Джондалар продемонстрировал новый недоуздок, сделанный специально для Удальца. Эйла задала несколько вопросов внешне бесстрастным тоном, хотя она с трудом воспринимала ответы. Сейчас ее гораздо больше волновало тепло, исходившее от стоявшего рядом с ней Джондалара, слабый и приятный мужской запах. Не в силах справиться с собственными чувствами, она жадно смотрела на его сильные руки, мускулистую грудь и возбужденную мужскую плоть. Эйла надеялась, что ее вопросы помогут поддержать начавшийся разговор, однако, закончив объяснять, как закрепляется новое приспособление, он резко отошел от нее. Подняв с земли рубаху, он вскочил на спину Удальца и, управляя им с помощью новой уздечки, поскакал вверх по склону. Эйле захотелось последовать за ним на Уинни, но, поразмыслив, она решила не делать этого. Если он с таким нетерпением стремился уехать, то это, должно быть, означает, что ему не хочется быть рядом с ней.

Эйла смотрела вслед Джондалару, пока он не скрылся из виду. Волк требовательно повизгивал и в итоге добился все-таки ее внимания. Она обвязала ремень пращи вокруг головы, проверила запас камней в кожаном мешке и, подняв волчонка, посадила его на холку Уинни.
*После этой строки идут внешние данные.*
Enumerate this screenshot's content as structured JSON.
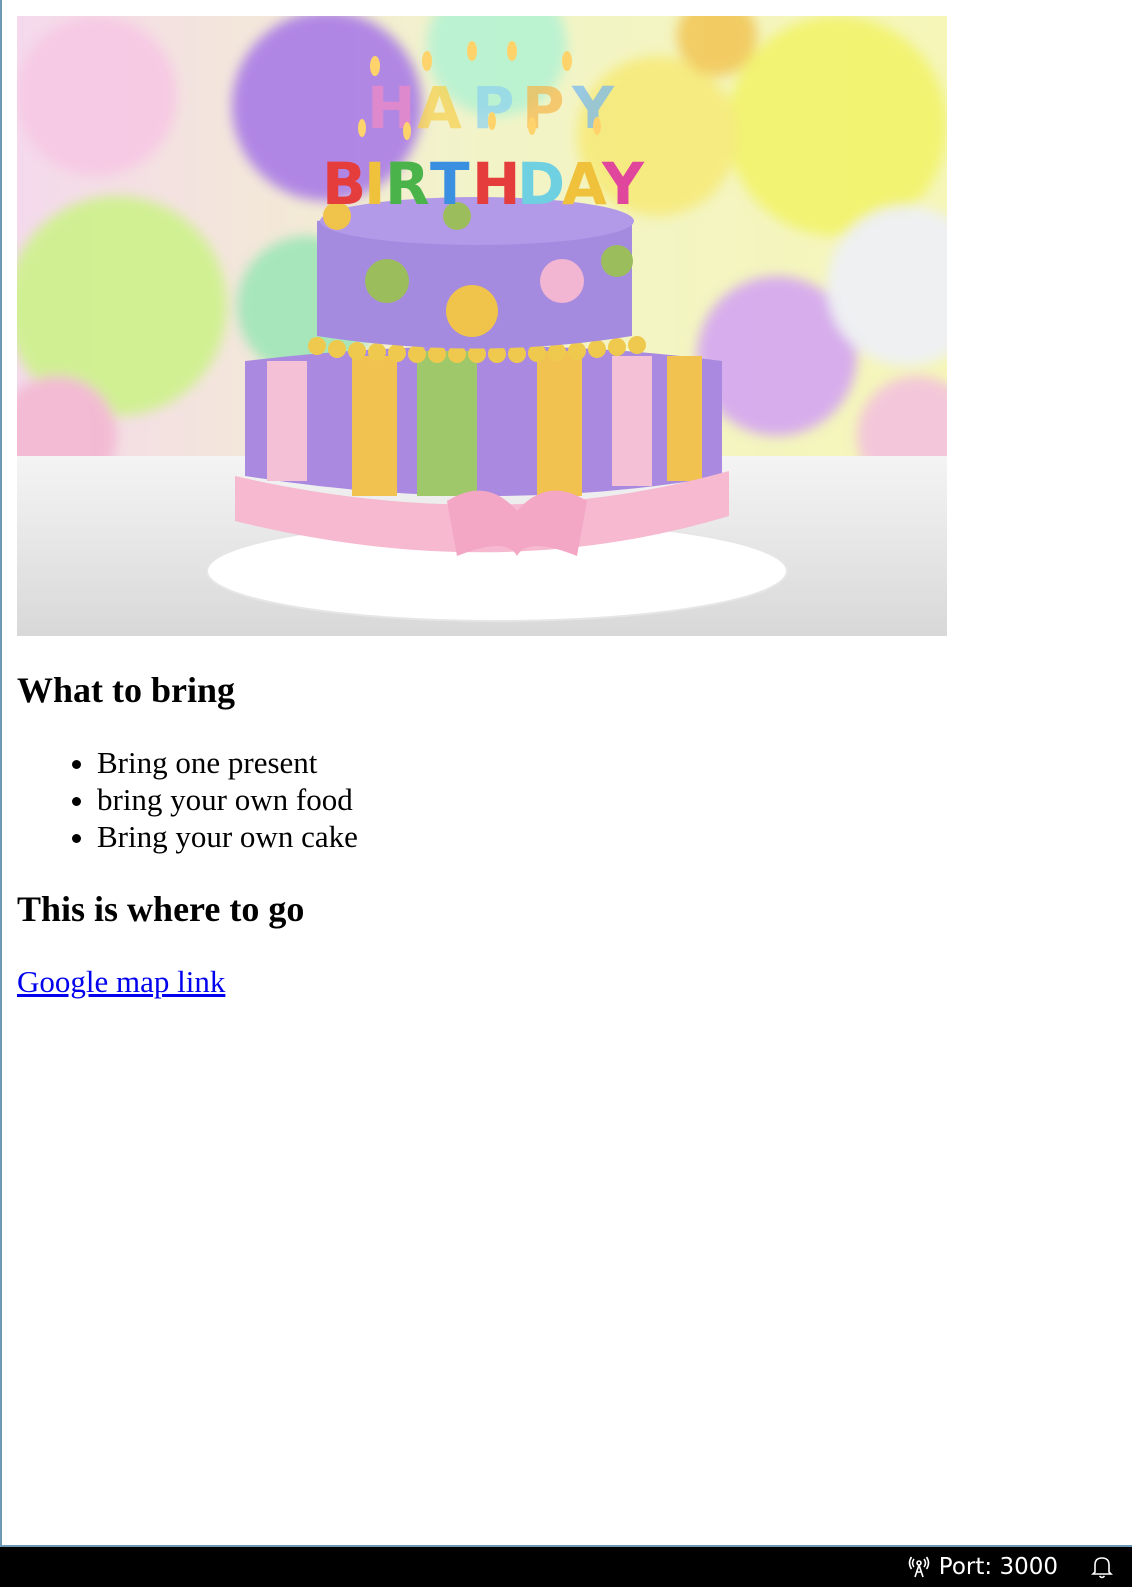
{
  "image": {
    "alt": "",
    "icon": "birthday-cake-image"
  },
  "sections": {
    "bring": {
      "heading": "What to bring",
      "items": [
        "Bring one present",
        "bring your own food",
        "Bring your own cake"
      ]
    },
    "go": {
      "heading": "This is where to go",
      "link_text": "Google map link"
    }
  },
  "status_bar": {
    "port_label": "Port: 3000",
    "port_icon": "broadcast-icon",
    "bell_icon": "bell-icon"
  },
  "colors": {
    "link": "#0000ee",
    "status_bg": "#000000",
    "status_border": "#6b98b5"
  }
}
Затем она сама села на лошадь и направила ее вверх по склону в направлении, противоположном тому, которое выбрал Джондалар. Она хотела поохотиться с Волком и не собиралась отказываться от своего намерения. Волк уже начал, по собственному почину, выслеживать и ловить мышей и других мелких грызунов, и Эйла обнаружила, что он может помогать ей, вспугивая птиц во время охоты с пращой. Поначалу это выходило чисто случайно, но волчонок был способным учеником и теперь уже вспугивал их по ее команде.

* * *

Эйла была не права в одном отношении. Джондалар уехал в такой спешке не потому, что не хотел оставаться с ней сейчас, а только по той причине, что хотел быть с ней всегда. Ему пришлось сбежать, чтобы скрыть, как сильно его самого возбуждает близость Эйлы. Теперь она была помолвлена с Ранеком, и он потерял все права, которые мог иметь на нее. В последнее время он уезжал в степь на Удальце, когда хотел избежать трудной ситуации, снять напряжение, вызванное противоречивыми чувствами, или просто подумать о чем-то. Он начал понимать, почему Эйла так часто отправлялась с Уинни в степь, когда что-то тревожило ее. Верховая езда на молодом жеребце по луговому раздолью и дыхание свежего ветра, овевающего лицо, оказывали бодрящее и успокаивающее воздействие.

Однажды он послал Удальца галопом и, нагнувшись вперед, прижался к крепкой шее животного. Оказалось удивительно легко приучить жеребца носить седока на своей спине, хотя, конечно, как Эйла, так и Джондалар потратили некоторое время, чтобы подготовить его к этому различными способами. Гораздо труднее было заставить Удальца понять и послушно ехать в ту сторону, которую выбрал наездник.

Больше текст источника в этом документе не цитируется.